When you add all of these costs together, the true cost of home ownership becomes much greater.
This is only part of the equation.
As mentioned above, the historical rate of growth for the real estate market is approximately 2%. In contrast, the stock market has a historical growth rate of approximately 7%. Going forward, one should expect any property they buy to grow in value at approximately 2-3% per year, while their stock portfolio should increase at approximately 6%-7%.
This is to say- any dollar you put into the stock market is expected to increase two to three times as fast as any dollar you put into real estate.
Investing in the stock market also offers greater diversity than owning real estate.

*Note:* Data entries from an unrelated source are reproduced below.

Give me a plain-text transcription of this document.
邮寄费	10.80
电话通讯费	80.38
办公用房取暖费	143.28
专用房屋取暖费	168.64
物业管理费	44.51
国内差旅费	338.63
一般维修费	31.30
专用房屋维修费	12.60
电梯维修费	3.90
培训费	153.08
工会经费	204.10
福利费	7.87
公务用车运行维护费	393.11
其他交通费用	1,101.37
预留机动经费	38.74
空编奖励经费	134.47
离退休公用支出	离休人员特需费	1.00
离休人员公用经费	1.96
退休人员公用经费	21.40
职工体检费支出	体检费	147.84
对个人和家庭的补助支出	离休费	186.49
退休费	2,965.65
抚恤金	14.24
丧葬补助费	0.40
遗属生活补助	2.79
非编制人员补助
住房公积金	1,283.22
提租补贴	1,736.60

Owning one home, in one neighbourhood, in one city, in one country carries much more risk than owning shares in thousands of companies in Canada, the USA and abroad. Worse, property markets are highly correlated to local labour market conditions. Imagine Toronto faces an economic down turn causing you to be laid off – only for the value of your only asset, your home, to lose 30% of its value due to the same economic downturn.
New property owners are often cash poor. In addition to the above, owning vs renting isn’t just a question of owning or renting, but owning and having to say: I can’t afford that vacation, fancy meal, or new dress because my mortgage payments are inflexible. The lack of liquidity makes emergency expenses, or short term opportunities, even harder to fund (ie if your car breaks down and you need to buy a new one, or you want to invest in your uncles new restaurant).
Owning property will also restrict your personal flexibility.
What if you want to live in Vancouver for a few years; what about just a different part of the Toronto? If you own a home, your likelihood of making any short term move becomes negligible.
What about if you don’t like your job and want to find a new opportunity? The likelihood of quitting is much greater without the commitment of a fixed mortgage payment every month. What if your dream job becomes available, but with a 30% pay cut; would you accept the job, even if it meant you could no longer afford your mortgage?
When you buy property, you need to commit for the long term without knowing what it’s like to actually live there. What if the commute is worse than you thought, or you don’t like the neighbourhood, or you miss having a backyard? If you rent, no problem, you just move; if you own, you’ll likely stick with your property and be forced to suck it up.
We’ve hit a perfect storm in Toronto over the last decade with historically low interest rates and historically high increases in the residential real estate market.
Here’s what you need to consider: imagine a scenario where housing growth becomes stagnant (or negative) and mortgage rates go up. What are you going to do when the Bank of Canada increases interest rates and simultaneously. your property loses $200,000 in value and your mortgage increase $1000 per month.
After reading all of the above, if you’re thinking, well, buying property may not be a great financial investment, but it will make me happy; I have bad news. Unfortunately, studies show buying property doesn’t increase self assessed well being, nor does moving to bigger homes. In contrast, increased debt is correlated with mental health problems.
Despite the above, there are many good reasons to buy property.
- The type of home/neighbourhood you’re looking for is not available as a rental
- You love decorating/improving homes and won’t be happy unless you do it
- You know you are not likely to save/invest your money unless you are bound by your mortgage payments
- Your income is very high and finances are not a concern
- You have sufficient reason to believe you are different than the majority people who think they will be in their new home for 30+ years, and you will really be in your new home for 30+ years.
While one takeaway from this is that buying property is not the panacea our society makes it out to be, I think the more important takeaway is that renting is a much better bargain than most people appreciate.